MySQL Blog Archive
For the latest blogs go to blogs.oracle.com/mysql
Enhanced support for large transactions in Group Replication

MySQL 8.0.16 is out and it enhances Group Replication as usual. For example, the group_replication_exit_state_action system variable has a new default value, and members that the group expels can now automatically try to rejoin. This post presents a new feature MySQL 8.0.16 brings to Group Replication: message fragmentation.

Context

As you may be aware, Group Replication currently uses XCom, a group communication engine, to, among other things, atomically broadcast messages (transactions) to the group’s members and detect when group members fail. Each group member’s Group Replication plugin forwards messages to its local XCom instance when it needs to broadcast the messages to the group. XCom eventually delivers those messages in the same order to the Group Replication plugin of each group member.

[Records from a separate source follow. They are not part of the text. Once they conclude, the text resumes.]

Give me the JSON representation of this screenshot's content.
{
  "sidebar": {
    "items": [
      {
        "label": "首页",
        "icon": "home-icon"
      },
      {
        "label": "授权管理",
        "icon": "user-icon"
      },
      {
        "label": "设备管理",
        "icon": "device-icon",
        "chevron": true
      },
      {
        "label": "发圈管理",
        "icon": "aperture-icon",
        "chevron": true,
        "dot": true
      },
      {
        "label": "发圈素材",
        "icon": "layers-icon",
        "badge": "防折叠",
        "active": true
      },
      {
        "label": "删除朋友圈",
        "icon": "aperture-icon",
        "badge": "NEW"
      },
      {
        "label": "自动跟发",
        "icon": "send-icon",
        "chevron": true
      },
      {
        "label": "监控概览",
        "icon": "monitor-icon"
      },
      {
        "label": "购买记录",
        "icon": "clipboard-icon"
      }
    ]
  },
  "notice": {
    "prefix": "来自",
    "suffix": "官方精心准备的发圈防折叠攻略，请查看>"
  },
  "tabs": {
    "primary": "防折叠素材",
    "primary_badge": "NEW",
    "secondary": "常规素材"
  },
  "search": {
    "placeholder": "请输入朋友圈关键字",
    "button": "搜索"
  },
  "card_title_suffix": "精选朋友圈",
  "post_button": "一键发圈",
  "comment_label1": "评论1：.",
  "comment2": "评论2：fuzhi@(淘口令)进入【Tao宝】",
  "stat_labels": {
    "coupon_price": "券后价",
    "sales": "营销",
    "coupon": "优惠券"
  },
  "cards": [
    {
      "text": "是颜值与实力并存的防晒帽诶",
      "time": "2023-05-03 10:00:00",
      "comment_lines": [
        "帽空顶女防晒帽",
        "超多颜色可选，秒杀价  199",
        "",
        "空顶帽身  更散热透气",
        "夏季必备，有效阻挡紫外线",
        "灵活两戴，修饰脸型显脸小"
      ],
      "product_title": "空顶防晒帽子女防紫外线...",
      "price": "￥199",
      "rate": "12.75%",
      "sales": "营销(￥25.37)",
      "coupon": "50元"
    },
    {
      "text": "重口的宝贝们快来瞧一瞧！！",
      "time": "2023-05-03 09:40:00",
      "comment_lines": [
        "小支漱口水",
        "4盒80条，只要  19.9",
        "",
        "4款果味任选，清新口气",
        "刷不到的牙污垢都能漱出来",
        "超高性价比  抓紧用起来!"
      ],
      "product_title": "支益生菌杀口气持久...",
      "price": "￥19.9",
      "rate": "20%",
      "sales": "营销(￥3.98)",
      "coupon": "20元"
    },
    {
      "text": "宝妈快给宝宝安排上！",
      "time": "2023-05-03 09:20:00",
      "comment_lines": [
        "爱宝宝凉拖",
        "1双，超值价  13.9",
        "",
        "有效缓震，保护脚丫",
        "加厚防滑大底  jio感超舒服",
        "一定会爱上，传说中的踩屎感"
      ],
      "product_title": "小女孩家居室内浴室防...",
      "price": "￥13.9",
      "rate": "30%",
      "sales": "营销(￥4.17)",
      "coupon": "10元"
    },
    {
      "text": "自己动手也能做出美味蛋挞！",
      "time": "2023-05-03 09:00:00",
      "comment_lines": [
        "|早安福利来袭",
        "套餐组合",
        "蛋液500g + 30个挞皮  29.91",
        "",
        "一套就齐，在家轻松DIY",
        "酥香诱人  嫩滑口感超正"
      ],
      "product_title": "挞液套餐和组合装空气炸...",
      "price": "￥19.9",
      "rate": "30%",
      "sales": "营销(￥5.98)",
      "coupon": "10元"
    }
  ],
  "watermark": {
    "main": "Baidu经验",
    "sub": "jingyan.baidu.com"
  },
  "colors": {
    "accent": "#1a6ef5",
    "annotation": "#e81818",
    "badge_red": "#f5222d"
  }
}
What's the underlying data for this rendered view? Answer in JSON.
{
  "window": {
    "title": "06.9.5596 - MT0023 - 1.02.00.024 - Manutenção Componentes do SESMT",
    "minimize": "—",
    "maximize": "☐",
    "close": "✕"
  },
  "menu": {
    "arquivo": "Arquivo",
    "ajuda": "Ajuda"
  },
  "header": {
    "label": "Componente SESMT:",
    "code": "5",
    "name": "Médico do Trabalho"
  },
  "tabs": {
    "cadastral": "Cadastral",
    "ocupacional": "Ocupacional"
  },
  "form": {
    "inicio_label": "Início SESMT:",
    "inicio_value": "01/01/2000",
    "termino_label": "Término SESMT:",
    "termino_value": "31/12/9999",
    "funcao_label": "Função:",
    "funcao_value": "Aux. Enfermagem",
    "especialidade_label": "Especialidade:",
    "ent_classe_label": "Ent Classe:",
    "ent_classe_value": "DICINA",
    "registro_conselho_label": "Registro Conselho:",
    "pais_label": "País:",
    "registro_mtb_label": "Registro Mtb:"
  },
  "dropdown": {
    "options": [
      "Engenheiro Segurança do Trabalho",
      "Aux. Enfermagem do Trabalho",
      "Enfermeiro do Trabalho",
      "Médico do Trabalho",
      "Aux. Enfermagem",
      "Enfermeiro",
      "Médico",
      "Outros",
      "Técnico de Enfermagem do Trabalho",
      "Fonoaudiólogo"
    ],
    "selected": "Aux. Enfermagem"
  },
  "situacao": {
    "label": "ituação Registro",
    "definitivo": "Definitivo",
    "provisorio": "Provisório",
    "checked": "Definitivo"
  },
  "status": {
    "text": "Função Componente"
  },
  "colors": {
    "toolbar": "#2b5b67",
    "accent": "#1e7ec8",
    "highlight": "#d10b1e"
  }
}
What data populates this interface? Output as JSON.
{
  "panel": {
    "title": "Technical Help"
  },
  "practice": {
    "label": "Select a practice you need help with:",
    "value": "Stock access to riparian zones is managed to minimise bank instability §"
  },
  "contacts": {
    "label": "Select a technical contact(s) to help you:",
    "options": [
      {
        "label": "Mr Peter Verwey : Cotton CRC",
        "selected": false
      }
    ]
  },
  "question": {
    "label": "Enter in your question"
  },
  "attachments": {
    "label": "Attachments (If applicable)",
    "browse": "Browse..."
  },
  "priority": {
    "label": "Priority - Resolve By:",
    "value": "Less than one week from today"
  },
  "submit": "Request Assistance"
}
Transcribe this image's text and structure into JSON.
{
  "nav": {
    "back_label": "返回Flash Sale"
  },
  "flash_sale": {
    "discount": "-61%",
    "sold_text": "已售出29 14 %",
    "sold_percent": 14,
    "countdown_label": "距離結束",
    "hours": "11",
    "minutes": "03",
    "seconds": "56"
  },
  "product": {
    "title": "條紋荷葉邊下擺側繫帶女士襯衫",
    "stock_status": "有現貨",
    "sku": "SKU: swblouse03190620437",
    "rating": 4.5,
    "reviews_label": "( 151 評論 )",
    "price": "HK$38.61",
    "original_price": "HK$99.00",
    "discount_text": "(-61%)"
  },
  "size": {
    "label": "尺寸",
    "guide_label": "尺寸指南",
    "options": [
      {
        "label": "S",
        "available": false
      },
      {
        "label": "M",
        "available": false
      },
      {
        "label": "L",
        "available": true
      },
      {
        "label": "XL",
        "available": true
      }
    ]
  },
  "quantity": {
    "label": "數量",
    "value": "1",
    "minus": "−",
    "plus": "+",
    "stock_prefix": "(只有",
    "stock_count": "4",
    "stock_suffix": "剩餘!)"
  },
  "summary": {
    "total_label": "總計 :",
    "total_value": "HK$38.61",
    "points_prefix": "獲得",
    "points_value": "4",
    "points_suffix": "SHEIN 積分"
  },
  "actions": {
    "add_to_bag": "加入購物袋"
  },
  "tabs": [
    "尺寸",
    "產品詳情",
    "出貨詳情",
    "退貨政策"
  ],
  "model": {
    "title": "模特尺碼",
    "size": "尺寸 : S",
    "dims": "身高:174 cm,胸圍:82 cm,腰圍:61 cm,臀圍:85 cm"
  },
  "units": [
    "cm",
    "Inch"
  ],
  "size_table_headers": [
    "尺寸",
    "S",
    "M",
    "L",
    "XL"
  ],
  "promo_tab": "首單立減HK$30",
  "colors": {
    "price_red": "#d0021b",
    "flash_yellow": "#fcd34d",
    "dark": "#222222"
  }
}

XCom is implemented using a single thread of execution which is responsible for broadcasting messages as well as for deciding whether some group member has failed. When your application makes some member broadcast a big message—which may vary according to your system and workload—the XCom thread has to spend more time than usual processing that big message. If the XCom thread of a member is busy processing the big message for too long, it may look to the other members’ XCom instances like the busy member failed. If so, the group may evict the busy member from the group.

MySQL 8.0.13 introduced one way to ameliorate this situation in the form of the group_replication_member_expel_timeout system variable. You can use it to tune the time it takes between a member being suspected of having failed and actually expelling it from the group. For example, waiting for enough time before evicting a member that the group suspects to have failed, but that is actually busy processing a big message, may give the busy member enough time to finish processing the big message and be seen as alive by the group again. Increasing the member expulsion timeout in this case is a trade off, like most decisions: on one side, you can tune the timeout such that big messages do not lead the group to evict busy members; on the other, the system will take more time to evict members that actually fail.

Message fragmentation

This post presents a new feature that the Group Replication plugin from MySQL 8.0.16 onwards can use to cope with big messages: message fragmentation. In a nutshell, you can specify a maximum size for the messages that a member broadcasts to the group. Messages that exceed the maximum size are fragmented into smaller chunks. You can specify the maximum size you allow using the group_replication_communication_max_message_size system variable. The default is 10 MiB, which we expect to circumvent the big message issue in most cases.

Example

Let us go through an explanation of the new feature using an example. Figure 1 shows the new feature at work when the middle green member broadcasts a message to the group.

Fragmenting an outgoing message.
Figure 1. Fragmenting an outgoing message.
  1. If the message size exceeds the maximum size that the user allows (group_replication_communication_max_message_size), the member fragments the message into chunks that do not exceed the maximum size.
  2. The member broadcasts each chunk to the group, i.e. forwards each chunk individually to XCom.

XCom eventually delivers the chunks to the group members. Figures 2a–c show the new feature at work when the group members deliver the chunks that the middle green member sent.

Reassembling an incoming message: first fragment.
Figure 2a. Reassembling an incoming message: first fragment.
  1. The members conclude that the incoming message is actually a fragment of a bigger message.
  2. The members buffer the incoming fragment because they conclude the fragment is a chunk of a still-incomplete message. (Fragments contain the necessary metadata to reach this conclusion.)
Reassembling an incoming message: second fragment.
Figure 2b. Reassembling an incoming message: second fragment.
  1. See step 3 above.
  2. See step 4 above.
Reassembling an incoming message: last fragment.
Figure 2c. Reassembling an incoming message: last fragment.
  1. The members conclude that the incoming message is actually a fragment of a bigger message.
  2. The members conclude that the incoming fragment is the last chunk missing, reassemble the original, whole message, and process it.

Conclusion

MySQL 8.0.16 is out. Group Replication can now ensure that the size of messages exchanged within the group do not exceed a user-defined threshold. This can help you prevent the group from evicting members when your workload generates big messages. Give the new feature a spin and let us know what you think.